Se han identificado perros primitivos genéticamente similares en varias zonas de Eurasia occidental —lugares que hoy son el Reino Unido, Italia, Alemania y Suiza— y datan aproximadamente de hace entre 15.800 y 14.200 años. En otras palabras, los perros no solo empezaban a aparecer; ya estaban ampliamente distribuidos.
Eso nos dice algo importante: es probable que la relación entre perros y humanos se formara antes de lo que suponíamos, y que se extendiera rápidamente entre distintos grupos humanos.
Cómo pudo empezar el vínculo entre perros y humanos
La mayoría de los dueños de mascotas no se da cuenta de que la domesticación probablemente no comenzó porque los humanos “decidieran” crear perros. Lo más probable es que fuera una relación lenta y práctica que beneficiaba a ambas partes.
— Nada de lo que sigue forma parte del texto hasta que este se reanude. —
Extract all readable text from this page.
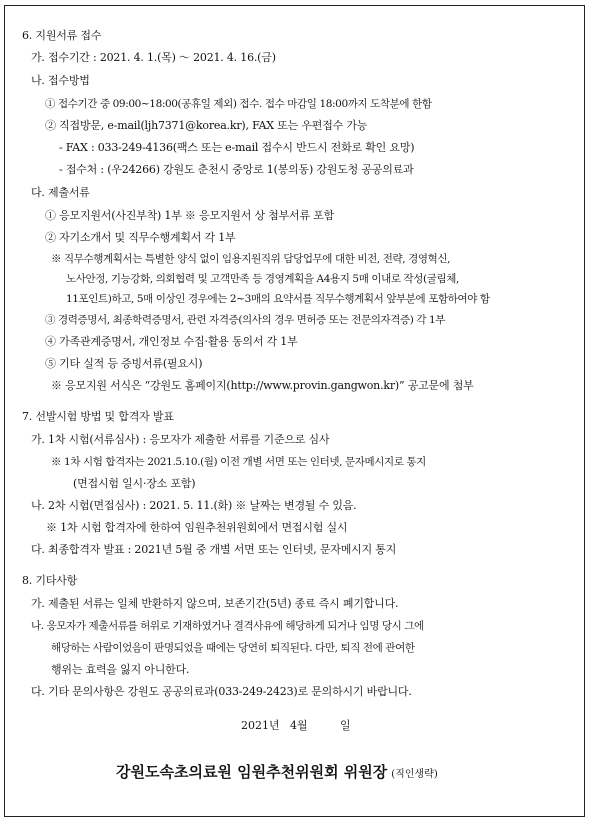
6. 지원서류 접수
가. 접수기간 : 2021. 4. 1.(목) ～ 2021. 4. 16.(금)
나. 접수방법
① 접수기간 중 09:00∼18:00(공휴일 제외) 접수. 접수 마감일 18:00까지 도착분에 한함
② 직접방문, e-mail(ljh7371@korea.kr), FAX 또는 우편접수 가능
- FAX : 033-249-4136(팩스 또는 e-mail 접수시 반드시 전화로 확인 요망)
- 접수처 : (우24266) 강원도 춘천시 중앙로 1(봉의동) 강원도청 공공의료과
다. 제출서류
① 응모지원서(사진부착) 1부 ※ 응모지원서 상 첨부서류 포함
② 자기소개서 및 직무수행계획서 각 1부
※ 직무수행계획서는 특별한 양식 없이 임용지원직위 담당업무에 대한 비전, 전략, 경영혁신,
노사안정, 기능강화, 의회협력 및 고객만족 등 경영계획을 A4용지 5매 이내로 작성(굴림체,
11포인트)하고, 5매 이상인 경우에는 2∼3매의 요약서를 직무수행계획서 앞부분에 포함하여야 함
③ 경력증명서, 최종학력증명서, 관련 자격증(의사의 경우 면허증 또는 전문의자격증) 각 1부
④ 가족관계증명서, 개인정보 수집·활용 동의서 각 1부
⑤ 기타 실적 등 증빙서류(필요시)
※ 응모지원 서식은 “강원도 홈페이지(http://www.provin.gangwon.kr)” 공고문에 첨부
7. 선발시험 방법 및 합격자 발표
가. 1차 시험(서류심사) : 응모자가 제출한 서류를 기준으로 심사
※ 1차 시험 합격자는 2021.5.10.(월) 이전 개별 서면 또는 인터넷, 문자메시지로 통지
(면접시험 일시·장소 포함)
나. 2차 시험(면접심사) : 2021. 5. 11.(화) ※ 날짜는 변경될 수 있음.
※ 1차 시험 합격자에 한하여 임원추천위원회에서 면접시험 실시
다. 최종합격자 발표 : 2021년 5월 중 개별 서면 또는 인터넷, 문자메시지 통지
8. 기타사항
가. 제출된 서류는 일체 반환하지 않으며, 보존기간(5년) 종료 즉시 폐기합니다.
나. 응모자가 제출서류를 허위로 기재하였거나 결격사유에 해당하게 되거나 임명 당시 그에
해당하는 사람이었음이 판명되었을 때에는 당연히 퇴직된다. 다만, 퇴직 전에 관여한
행위는 효력을 잃지 아니한다.
다. 기타 문의사항은 강원도 공공의료과(033-249-2423)로 문의하시기 바랍니다.
2021년 4월	일
강원도속초의료원 임원추천위원회 위원장 (직인생략)
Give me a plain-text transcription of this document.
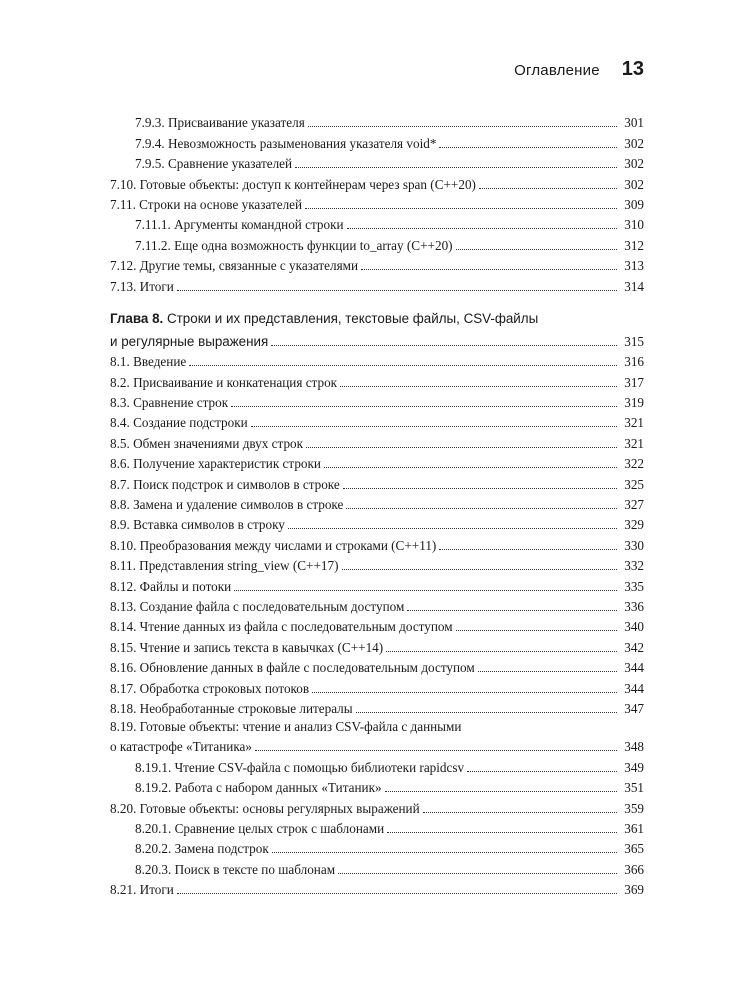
Оглавление 13
7.9.3. Присваивание указателя	301
7.9.4. Невозможность разыменования указателя void*	302
7.9.5. Сравнение указателей	302
7.10. Готовые объекты: доступ к контейнерам через span (C++20)	302
7.11. Строки на основе указателей	309
7.11.1. Аргументы командной строки	310
7.11.2. Еще одна возможность функции to_array (C++20)	312
7.12. Другие темы, связанные с указателями	313
7.13. Итоги	314
Глава 8. Строки и их представления, текстовые файлы, CSV-файлы
и регулярные выражения	315
8.1. Введение	316
8.2. Присваивание и конкатенация строк	317
8.3. Сравнение строк	319
8.4. Создание подстроки	321
8.5. Обмен значениями двух строк	321
8.6. Получение характеристик строки	322
8.7. Поиск подстрок и символов в строке	325
8.8. Замена и удаление символов в строке	327
8.9. Вставка символов в строку	329
8.10. Преобразования между числами и строками (C++11)	330
8.11. Представления string_view (C++17)	332
8.12. Файлы и потоки	335
8.13. Создание файла с последовательным доступом	336
8.14. Чтение данных из файла с последовательным доступом	340
8.15. Чтение и запись текста в кавычках (C++14)	342
8.16. Обновление данных в файле с последовательным доступом	344
8.17. Обработка строковых потоков	344
8.18. Необработанные строковые литералы	347
8.19. Готовые объекты: чтение и анализ CSV-файла с данными
о катастрофе «Титаника»	348
8.19.1. Чтение CSV-файла с помощью библиотеки rapidcsv	349
8.19.2. Работа с набором данных «Титаник»	351
8.20. Готовые объекты: основы регулярных выражений	359
8.20.1. Сравнение целых строк с шаблонами	361
8.20.2. Замена подстрок	365
8.20.3. Поиск в тексте по шаблонам	366
8.21. Итоги	369
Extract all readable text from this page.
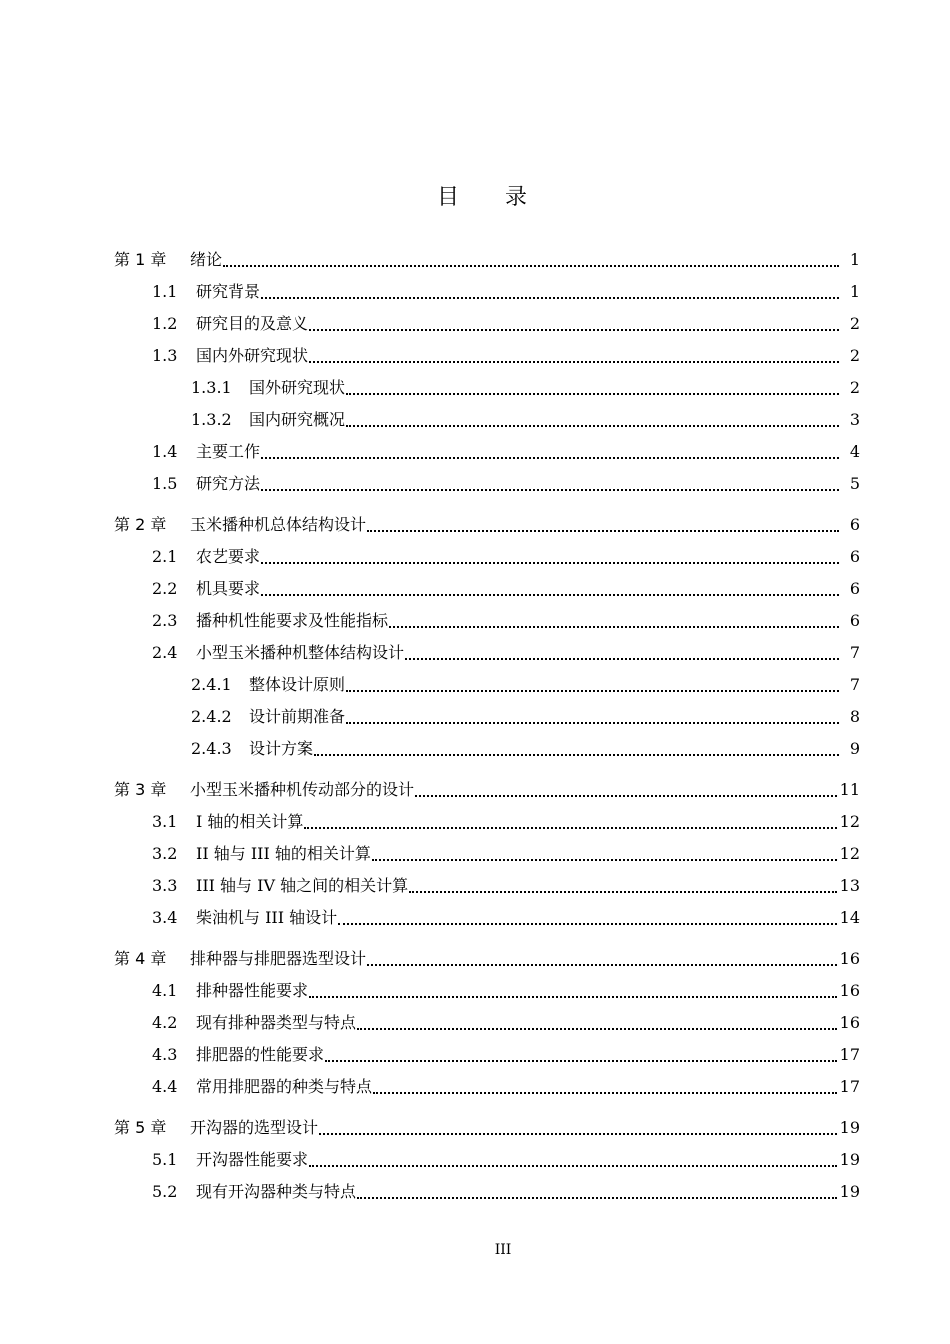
目录
第 1 章	绪论	1
1.1	研究背景	1
1.2	研究目的及意义	2
1.3	国内外研究现状	2
1.3.1	国外研究现状	2
1.3.2	国内研究概况	3
1.4	主要工作	4
1.5	研究方法	5
第 2 章	玉米播种机总体结构设计	6
2.1	农艺要求	6
2.2	机具要求	6
2.3	播种机性能要求及性能指标	6
2.4	小型玉米播种机整体结构设计	7
2.4.1	整体设计原则	7
2.4.2	设计前期准备	8
2.4.3	设计方案	9
第 3 章	小型玉米播种机传动部分的设计	11
3.1	I 轴的相关计算	12
3.2	II 轴与 III 轴的相关计算	12
3.3	III 轴与 IV 轴之间的相关计算	13
3.4	柴油机与 III 轴设计	14
第 4 章	排种器与排肥器选型设计	16
4.1	排种器性能要求	16
4.2	现有排种器类型与特点	16
4.3	排肥器的性能要求	17
4.4	常用排肥器的种类与特点	17
第 5 章	开沟器的选型设计	19
5.1	开沟器性能要求	19
5.2	现有开沟器种类与特点	19
III
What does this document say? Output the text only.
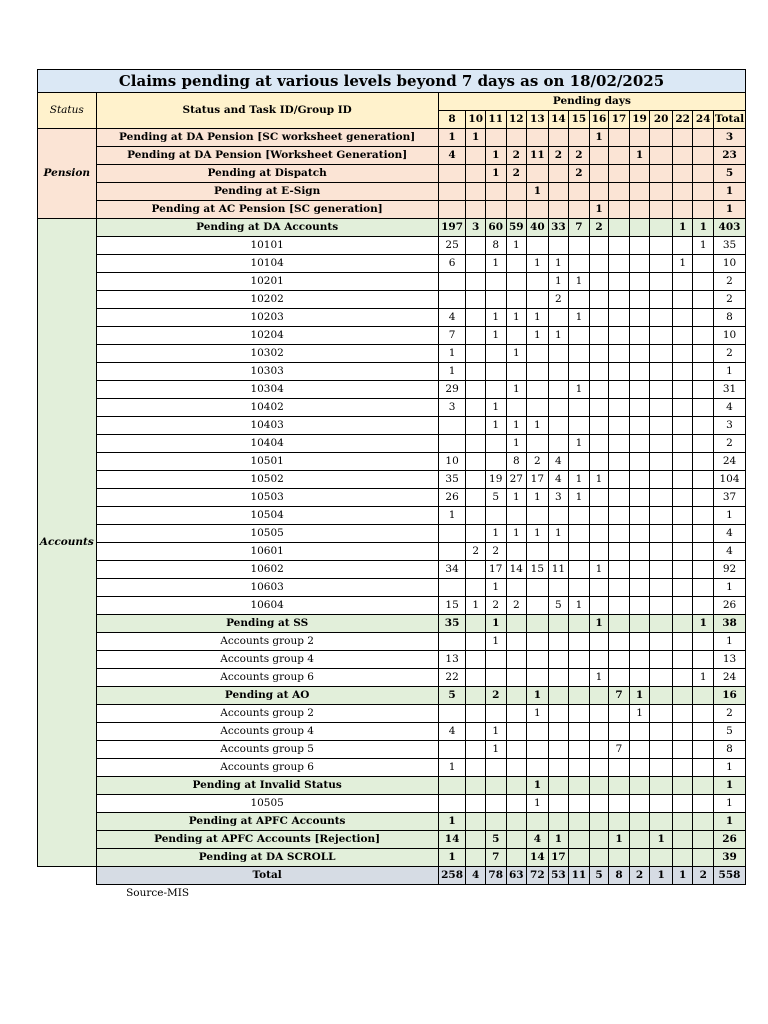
Claims pending at various levels beyond 7 days as on 18/02/2025															
Status	Status and Task ID/Group ID	Pending days													
		8	10	11	12	13	14	15	16	17	19	20	22	24	Total
Pension	Pending at DA Pension [SC worksheet generation]	1	1						1						3
	Pending at DA Pension [Worksheet Generation]	4		1	2	11	2	2			1				23
	Pending at Dispatch			1	2			2							5
	Pending at E-Sign					1									1
	Pending at AC Pension [SC generation]								1						1
Accounts	Pending at DA Accounts	197	3	60	59	40	33	7	2				1	1	403
	10101	25		8	1									1	35
	10104	6		1		1	1						1		10
	10201						1	1							2
	10202						2								2
	10203	4		1	1	1		1							8
	10204	7		1		1	1								10
	10302	1			1										2
	10303	1													1
	10304	29			1			1							31
	10402	3		1											4
	10403			1	1	1									3
	10404				1			1							2
	10501	10			8	2	4								24
	10502	35		19	27	17	4	1	1						104
	10503	26		5	1	1	3	1							37
	10504	1													1
	10505			1	1	1	1								4
	10601		2	2											4
	10602	34		17	14	15	11		1						92
	10603			1											1
	10604	15	1	2	2		5	1							26
	Pending at SS	35		1					1					1	38
	Accounts group 2			1											1
	Accounts group 4	13													13
	Accounts group 6	22							1					1	24
	Pending at AO	5		2		1				7	1				16
	Accounts group 2					1					1				2
	Accounts group 4	4		1											5
	Accounts group 5			1						7					8
	Accounts group 6	1													1
	Pending at Invalid Status					1									1
	10505					1									1
	Pending at APFC Accounts	1													1
	Pending at APFC Accounts [Rejection]	14		5		4	1			1		1			26
	Pending at DA SCROLL	1		7		14	17								39
	Total	258	4	78	63	72	53	11	5	8	2	1	1	2	558
	Source-MIS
Los investigadores plantean un par de comienzos realistas:
- Los lobos jóvenes se acercaban a los campamentos humanos para aprovechar los restos. Los más atrevidos (pero también más tranquilos) conseguían más comida y más oportunidades de quedarse.
- Los humanos acogían a cachorros de lobo huérfanos, criándolos cerca de las personas. Algunos de esos cachorros crecerían y se convertirían en adultos menos temerosos y más fáciles de convivir.
Con el tiempo, los lobos que toleraban de forma natural mejor a los humanos fueron los que mejor sobrevivieron cerca de las comunidades humanas. Generación tras generación, ese temperamento más calmado importó y, finalmente, esos animales se convirtieron en algo nuevo: los primeros perros.
De acompañantes tolerados a socios de confianza
Una vez que esos primeros perros fueron aceptados en los grupos, probablemente se ganaron su lugar.
Piensa en lo que aporta un perro a una comunidad del Paleolítico:
- Ayuda en la caza: más olfato, más velocidad y animales capaces de rastrear o levantar presas.
- Vigilancia: sistemas de alerta temprana ante extraños o depredadores.
- Protección y compañía: calor, presencia y un vínculo social que, al parecer, tanto humanos como perros estamos programados para disfrutar.
Si alguna vez has notado que tu perro te mira como si intentara leer tu mente, vale la pena recordar que esta relación tuvo miles de años para desarrollarse. Humanos y perros no solo coexistimos: moldeamos la vida diaria del otro.
Una relación de 16.000 años que sigue evolucionando
Gracias a la investigación genética moderna, podemos afirmar con más seguridad que perros y humanos comparten más de 16.000 años de historia conectada. Ese vínculo comenzó antes de lo que muchos expertos creían, y sigue siendo una de las relaciones más extraordinarias entre dos especies.
La próxima vez que tu perro te siga de una habitación a otra, piensa en esto: está continuando una tradición que comenzó con campamentos antiguos, cachorros de lobo cautelosos y una decisión —de ambos lados— de permanecer juntos.